As for the march, most of the time I was the only one suffering.
Them: “Daddy? When will this be over?”
Me: “You think Gandhi whined about twenty four days it took to march to the sea?”
Them: “Daddy? I’m thirsty.”
Me: “Welp, lucky for you, I have an extra water bottle and tons of snacks. No, wait. Not that water bottle. That’s a flask. Gimme that.”
Them: “Daddy? My feet are tired.”
Me: “Isn’t that too bad? Kids marched on Selma without a stroller.”
Them: “Daddy? This is boring!”
Me: “Tell that to the graves of child laborers who burned to death in the Triangle Shirtwaist Factory.”
* Takes a deep swig from flask.*
I know. I really inspire with fun and humor, don’t I?
This summer, we stood around for five hours waiting to carry the 1,000 foot “River of Rainbow” flag. Was it insufferably boring to wait five hour before we actually started walking? Indubitably.

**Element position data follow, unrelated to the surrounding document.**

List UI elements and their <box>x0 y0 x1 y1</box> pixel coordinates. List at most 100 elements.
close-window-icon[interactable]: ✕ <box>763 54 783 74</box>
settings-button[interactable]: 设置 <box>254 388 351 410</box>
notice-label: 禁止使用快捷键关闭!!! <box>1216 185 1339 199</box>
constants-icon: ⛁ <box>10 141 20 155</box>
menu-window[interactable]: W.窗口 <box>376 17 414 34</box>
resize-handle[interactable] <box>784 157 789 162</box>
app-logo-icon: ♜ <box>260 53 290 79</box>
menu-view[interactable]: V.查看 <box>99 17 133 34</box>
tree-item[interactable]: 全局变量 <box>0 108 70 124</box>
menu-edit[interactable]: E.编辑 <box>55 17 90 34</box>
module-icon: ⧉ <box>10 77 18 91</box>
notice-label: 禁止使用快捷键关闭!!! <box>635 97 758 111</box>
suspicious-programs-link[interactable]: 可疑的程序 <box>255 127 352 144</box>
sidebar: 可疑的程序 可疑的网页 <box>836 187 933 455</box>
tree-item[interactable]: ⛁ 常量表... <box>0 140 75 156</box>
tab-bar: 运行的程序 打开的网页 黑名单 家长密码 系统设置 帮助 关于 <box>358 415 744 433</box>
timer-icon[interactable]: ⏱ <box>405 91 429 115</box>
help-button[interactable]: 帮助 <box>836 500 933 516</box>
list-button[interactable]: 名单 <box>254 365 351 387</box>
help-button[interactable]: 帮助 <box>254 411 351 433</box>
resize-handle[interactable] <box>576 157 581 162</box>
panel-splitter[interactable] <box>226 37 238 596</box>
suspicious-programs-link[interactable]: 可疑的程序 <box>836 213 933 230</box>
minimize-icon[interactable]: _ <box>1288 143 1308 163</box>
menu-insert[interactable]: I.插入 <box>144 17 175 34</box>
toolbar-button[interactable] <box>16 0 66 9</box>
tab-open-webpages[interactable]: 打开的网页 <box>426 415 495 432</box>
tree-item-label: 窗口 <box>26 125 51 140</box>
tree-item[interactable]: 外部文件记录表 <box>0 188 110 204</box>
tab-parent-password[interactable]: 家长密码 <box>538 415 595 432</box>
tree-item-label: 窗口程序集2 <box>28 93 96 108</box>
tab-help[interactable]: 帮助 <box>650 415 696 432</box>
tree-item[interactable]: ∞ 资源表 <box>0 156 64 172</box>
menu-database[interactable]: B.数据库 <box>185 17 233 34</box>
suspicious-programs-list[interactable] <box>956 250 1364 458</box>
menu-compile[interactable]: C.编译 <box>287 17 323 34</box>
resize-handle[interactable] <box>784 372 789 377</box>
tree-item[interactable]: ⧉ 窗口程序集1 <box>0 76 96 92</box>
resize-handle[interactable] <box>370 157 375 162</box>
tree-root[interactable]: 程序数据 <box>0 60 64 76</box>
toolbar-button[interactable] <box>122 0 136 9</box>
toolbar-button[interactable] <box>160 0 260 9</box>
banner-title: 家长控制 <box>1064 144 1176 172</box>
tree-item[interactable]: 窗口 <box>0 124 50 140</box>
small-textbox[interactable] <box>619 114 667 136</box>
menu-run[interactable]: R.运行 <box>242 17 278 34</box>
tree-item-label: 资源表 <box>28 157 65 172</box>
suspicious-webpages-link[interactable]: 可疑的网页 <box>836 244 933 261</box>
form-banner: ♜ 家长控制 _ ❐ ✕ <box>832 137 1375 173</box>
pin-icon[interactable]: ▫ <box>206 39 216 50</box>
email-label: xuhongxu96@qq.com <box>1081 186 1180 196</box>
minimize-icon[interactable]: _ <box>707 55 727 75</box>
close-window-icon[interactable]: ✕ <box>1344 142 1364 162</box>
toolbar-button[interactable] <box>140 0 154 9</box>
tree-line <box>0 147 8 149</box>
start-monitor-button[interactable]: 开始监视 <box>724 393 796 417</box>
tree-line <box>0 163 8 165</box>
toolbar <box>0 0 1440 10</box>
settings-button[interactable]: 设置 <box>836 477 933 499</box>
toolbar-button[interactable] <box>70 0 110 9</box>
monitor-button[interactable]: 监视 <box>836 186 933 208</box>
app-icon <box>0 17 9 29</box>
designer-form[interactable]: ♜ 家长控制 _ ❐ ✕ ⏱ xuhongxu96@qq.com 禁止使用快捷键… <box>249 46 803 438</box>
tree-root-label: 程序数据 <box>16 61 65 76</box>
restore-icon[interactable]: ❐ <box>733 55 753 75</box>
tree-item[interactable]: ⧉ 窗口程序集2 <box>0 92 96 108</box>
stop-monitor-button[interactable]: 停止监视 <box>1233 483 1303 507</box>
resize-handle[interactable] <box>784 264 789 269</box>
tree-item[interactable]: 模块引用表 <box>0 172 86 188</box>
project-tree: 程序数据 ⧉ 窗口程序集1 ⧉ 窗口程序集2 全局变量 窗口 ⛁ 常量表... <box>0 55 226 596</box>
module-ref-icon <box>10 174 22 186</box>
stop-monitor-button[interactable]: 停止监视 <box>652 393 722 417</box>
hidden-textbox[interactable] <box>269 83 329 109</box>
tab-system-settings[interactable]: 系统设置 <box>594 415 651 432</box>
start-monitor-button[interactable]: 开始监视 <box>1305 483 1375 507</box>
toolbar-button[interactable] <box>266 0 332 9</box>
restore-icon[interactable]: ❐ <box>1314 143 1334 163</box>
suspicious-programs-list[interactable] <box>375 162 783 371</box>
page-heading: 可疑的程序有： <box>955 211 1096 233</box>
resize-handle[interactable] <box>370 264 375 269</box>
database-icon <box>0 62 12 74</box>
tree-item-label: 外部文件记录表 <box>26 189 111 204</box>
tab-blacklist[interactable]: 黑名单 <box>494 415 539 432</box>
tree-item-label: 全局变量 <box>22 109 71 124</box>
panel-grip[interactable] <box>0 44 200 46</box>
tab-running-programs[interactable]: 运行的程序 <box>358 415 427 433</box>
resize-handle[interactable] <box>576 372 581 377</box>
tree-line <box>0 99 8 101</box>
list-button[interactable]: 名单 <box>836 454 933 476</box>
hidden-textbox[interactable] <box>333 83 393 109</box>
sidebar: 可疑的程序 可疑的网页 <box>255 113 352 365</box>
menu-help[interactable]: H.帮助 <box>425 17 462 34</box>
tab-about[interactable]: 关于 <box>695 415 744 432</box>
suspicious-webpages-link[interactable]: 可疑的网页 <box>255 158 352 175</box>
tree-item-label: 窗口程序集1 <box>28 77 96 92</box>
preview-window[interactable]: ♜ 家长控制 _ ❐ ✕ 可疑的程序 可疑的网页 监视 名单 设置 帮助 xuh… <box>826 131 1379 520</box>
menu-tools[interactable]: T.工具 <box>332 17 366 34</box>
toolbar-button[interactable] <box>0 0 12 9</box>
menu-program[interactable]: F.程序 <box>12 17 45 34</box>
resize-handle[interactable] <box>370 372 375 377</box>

But I’d rather wait five hours and tell my kids to stop whining instead of being persecuted for loving my partner of fifteen years.

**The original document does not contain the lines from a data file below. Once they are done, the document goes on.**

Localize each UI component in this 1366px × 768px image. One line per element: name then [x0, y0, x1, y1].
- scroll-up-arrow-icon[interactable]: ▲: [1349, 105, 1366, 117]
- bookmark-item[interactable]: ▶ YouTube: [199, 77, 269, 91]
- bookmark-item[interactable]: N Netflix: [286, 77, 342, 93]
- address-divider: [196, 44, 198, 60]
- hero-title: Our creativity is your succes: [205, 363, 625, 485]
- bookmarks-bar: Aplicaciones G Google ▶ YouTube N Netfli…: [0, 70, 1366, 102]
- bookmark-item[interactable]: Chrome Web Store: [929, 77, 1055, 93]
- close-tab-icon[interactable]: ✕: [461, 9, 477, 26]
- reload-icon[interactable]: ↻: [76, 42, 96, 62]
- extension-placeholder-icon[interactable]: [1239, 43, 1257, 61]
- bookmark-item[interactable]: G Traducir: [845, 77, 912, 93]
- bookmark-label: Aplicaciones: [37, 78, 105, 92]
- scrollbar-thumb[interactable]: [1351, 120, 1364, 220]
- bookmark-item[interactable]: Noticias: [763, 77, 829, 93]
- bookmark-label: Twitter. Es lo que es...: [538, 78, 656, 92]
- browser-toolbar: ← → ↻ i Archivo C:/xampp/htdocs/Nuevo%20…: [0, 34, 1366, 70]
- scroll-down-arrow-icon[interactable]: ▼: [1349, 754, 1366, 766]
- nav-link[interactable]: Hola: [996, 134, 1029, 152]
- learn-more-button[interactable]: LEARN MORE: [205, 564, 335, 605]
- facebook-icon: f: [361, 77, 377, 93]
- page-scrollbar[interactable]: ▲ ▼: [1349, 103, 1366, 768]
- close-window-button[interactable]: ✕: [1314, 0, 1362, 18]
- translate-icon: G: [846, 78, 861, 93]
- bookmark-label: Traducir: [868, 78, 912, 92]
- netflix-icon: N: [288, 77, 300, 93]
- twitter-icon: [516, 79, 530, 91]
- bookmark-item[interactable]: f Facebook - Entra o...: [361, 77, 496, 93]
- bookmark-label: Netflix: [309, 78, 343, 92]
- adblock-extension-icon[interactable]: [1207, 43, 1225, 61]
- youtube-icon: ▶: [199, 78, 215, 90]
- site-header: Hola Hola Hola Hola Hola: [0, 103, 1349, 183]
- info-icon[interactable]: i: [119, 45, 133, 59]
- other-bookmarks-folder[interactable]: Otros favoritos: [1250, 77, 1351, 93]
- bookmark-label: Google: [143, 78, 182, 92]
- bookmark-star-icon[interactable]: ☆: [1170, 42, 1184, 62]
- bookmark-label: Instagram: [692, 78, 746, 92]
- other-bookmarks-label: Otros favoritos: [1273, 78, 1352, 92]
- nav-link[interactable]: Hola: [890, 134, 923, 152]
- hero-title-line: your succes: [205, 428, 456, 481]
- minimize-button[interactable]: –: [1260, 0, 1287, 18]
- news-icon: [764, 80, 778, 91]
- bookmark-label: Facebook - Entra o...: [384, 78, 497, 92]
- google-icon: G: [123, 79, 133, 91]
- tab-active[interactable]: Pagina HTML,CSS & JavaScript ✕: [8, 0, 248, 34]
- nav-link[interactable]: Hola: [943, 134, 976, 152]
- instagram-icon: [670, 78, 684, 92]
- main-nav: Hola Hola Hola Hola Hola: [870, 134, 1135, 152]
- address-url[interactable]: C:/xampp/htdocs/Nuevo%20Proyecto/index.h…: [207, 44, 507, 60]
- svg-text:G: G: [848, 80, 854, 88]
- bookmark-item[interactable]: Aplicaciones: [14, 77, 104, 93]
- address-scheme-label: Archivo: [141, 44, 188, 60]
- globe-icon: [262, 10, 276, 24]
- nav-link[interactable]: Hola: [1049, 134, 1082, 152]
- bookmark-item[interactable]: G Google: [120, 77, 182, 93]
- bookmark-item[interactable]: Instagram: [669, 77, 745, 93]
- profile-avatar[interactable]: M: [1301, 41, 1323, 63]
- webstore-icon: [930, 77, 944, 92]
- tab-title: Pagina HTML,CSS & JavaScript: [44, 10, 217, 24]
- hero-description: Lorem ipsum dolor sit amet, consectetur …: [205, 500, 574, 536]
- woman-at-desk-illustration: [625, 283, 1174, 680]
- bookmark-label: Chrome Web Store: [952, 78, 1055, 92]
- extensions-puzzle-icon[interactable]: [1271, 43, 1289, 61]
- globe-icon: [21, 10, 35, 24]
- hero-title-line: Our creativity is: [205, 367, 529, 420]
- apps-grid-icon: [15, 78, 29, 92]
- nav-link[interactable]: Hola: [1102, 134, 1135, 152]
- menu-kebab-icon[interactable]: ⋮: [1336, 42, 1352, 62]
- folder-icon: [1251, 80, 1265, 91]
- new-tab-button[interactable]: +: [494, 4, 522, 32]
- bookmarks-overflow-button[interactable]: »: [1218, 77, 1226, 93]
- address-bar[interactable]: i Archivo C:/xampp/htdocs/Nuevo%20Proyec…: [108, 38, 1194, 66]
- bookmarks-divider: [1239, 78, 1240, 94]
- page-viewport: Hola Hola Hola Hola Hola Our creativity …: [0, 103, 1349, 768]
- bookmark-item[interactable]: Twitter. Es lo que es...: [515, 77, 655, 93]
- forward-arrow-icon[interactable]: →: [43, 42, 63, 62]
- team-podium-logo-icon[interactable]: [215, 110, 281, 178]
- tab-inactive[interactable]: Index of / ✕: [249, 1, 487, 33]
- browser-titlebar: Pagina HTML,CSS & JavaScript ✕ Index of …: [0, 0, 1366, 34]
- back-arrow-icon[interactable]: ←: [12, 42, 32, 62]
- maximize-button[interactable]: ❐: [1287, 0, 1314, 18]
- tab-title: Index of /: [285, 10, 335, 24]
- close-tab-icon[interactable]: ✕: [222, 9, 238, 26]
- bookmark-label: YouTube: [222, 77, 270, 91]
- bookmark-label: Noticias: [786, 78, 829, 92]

My kids remember these marches – not as having been hell, but that they were there.
(Scratch that – they TOTALLY remember it being endless hell.)
So be it.
One day, I hope they’ll remember they were there, they witnessed, they won’t forget their day-out-of-the-ordinary, their…sacrifice (of not being the masters of their own domains for a mere four hours.)
My kids are so lucky – to have been born with money, light skin, to an educated family and in the United States. I will gather them to march for injustice and force-feed their gratitude for not having been born in 1910, or slums in developing nations, or with a skin color making them the target of deplorable, institutional, societal bigotry.
Without activism, powerful, rich white men get all the comforts of life and leave the rest of us to fend for ourselves because the man will always keep the people down; the needs of the rich will always come before the needs of the rest of us and this all needs to change.
So I will raise my kids as activists who understand gratitude – from sacrifices made by veterans giving us national holidays to birthday thank you notes.
I will raise children who maintain their sense of justice – because fairness is a concept children understand better than most adults…and mine will maintain that concept.
I will raise my kids as activists because this world needs more gratitude and the fight for justice goes on and on.
And their temporary discomfort just might help them appreciate those lazy mornings with Netflix and Lucky Charms just a bit more.
*** Force-feeding gratitude and justice to my kids is tough. Lecturing to my kids about MLK Jr’s “Injustice anywhere is a threat to justice everywhere” is tougher. (One helpful book series is “Ordinary People Change the World” bringing the concept of justice to young readers.)